Wie das Bildungsministerium bekannt gab, nehmen heuer rund 42.800 Personen freiwillig an der Sommerschule teil, während 15.700 dazu verpflichtet sind. "Laut Bildungsminister Christoph Wiederkehr (Neos) sind heuer rund 42.800 Personen freiwillig dabei, 15.700 sind dazu verpflichtet", hieß es aus dem Ministerium. Damit ist die Sommerschule, die ursprünglich 2020 eingeführt worden war, um Kinder und Jugendliche mit coronabedingten Lernrückständen beim Lernen zu unterstützen, so gefragt wie nie.

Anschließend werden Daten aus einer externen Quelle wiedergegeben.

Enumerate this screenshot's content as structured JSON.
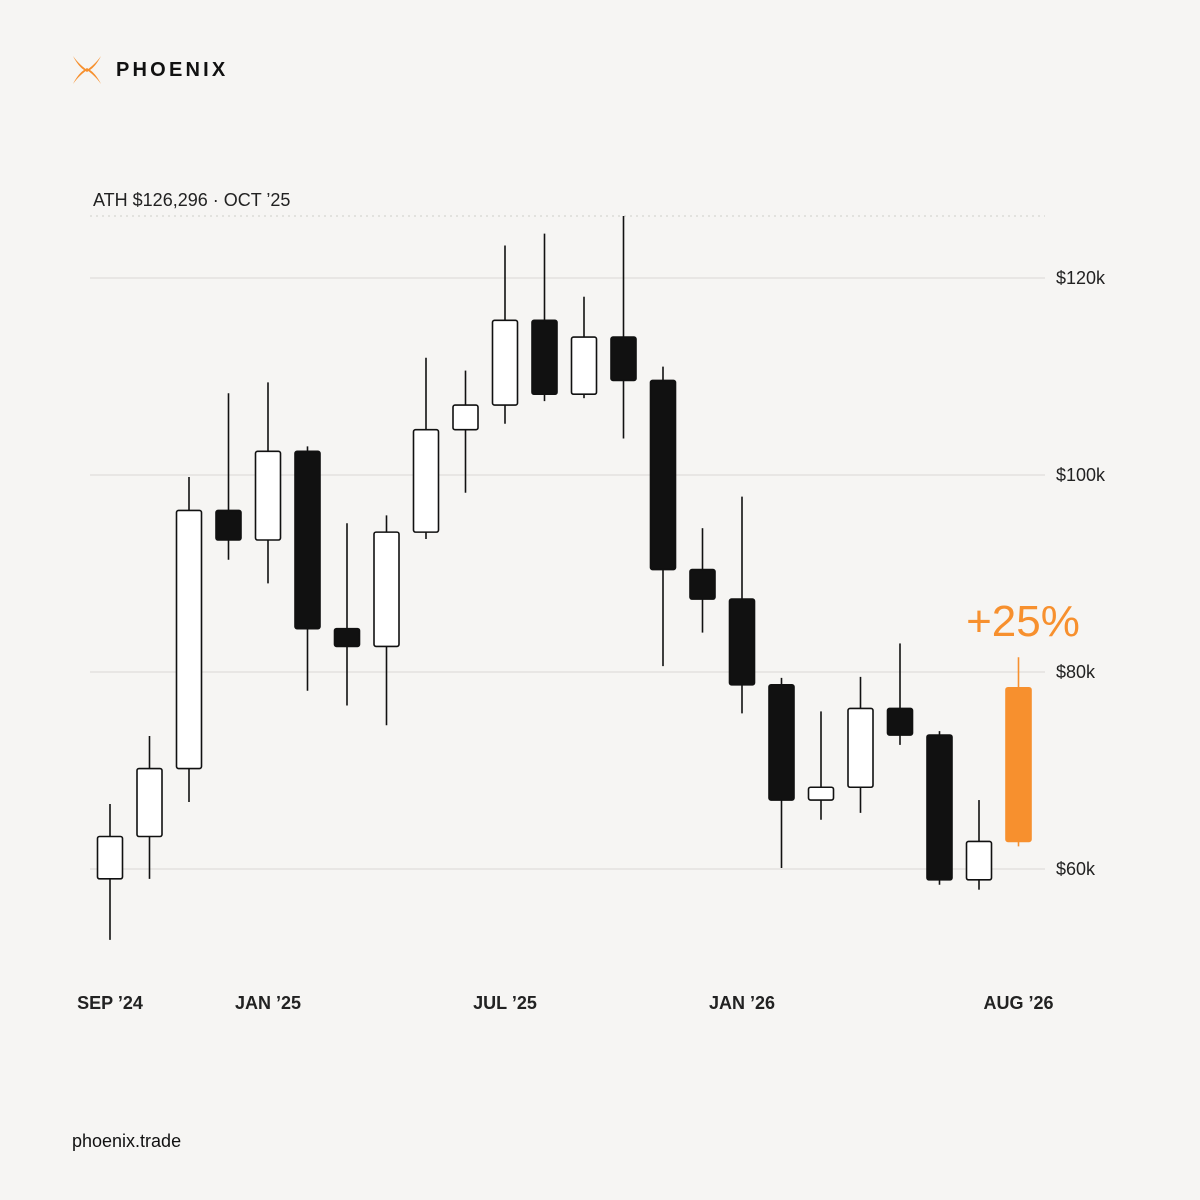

Erstmals ist die Teilnahme für jene Kinder verpflichtend, die aufgrund mangelnder Deutschkenntnisse am ersten Tag des Sommersemesters eine Deutschförderklasse besuchen oder erst im Sommersemester als außerordentliche Schüler aufgenommen wurden. "Auch Kinder, die erst später im Sommersemester als sogenannte außerordentliche Schülerinnen und Schüler aufgenommen wurden, sind verpflichtet", erklärte das Ministerium. Die Einstufung in eine Deutschförderklasse oder einen Deutschförderkurs hängt vom Ergebnis des MIKA-D-Tests (Messinstrument zur Kompetenzanalyse Deutsch) ab. Fällt das Ergebnis "ungenügend" aus, kommt das Kind in eine Deutschförderklasse; bei "mangelhaft" besucht es einen Deutschförderkurs.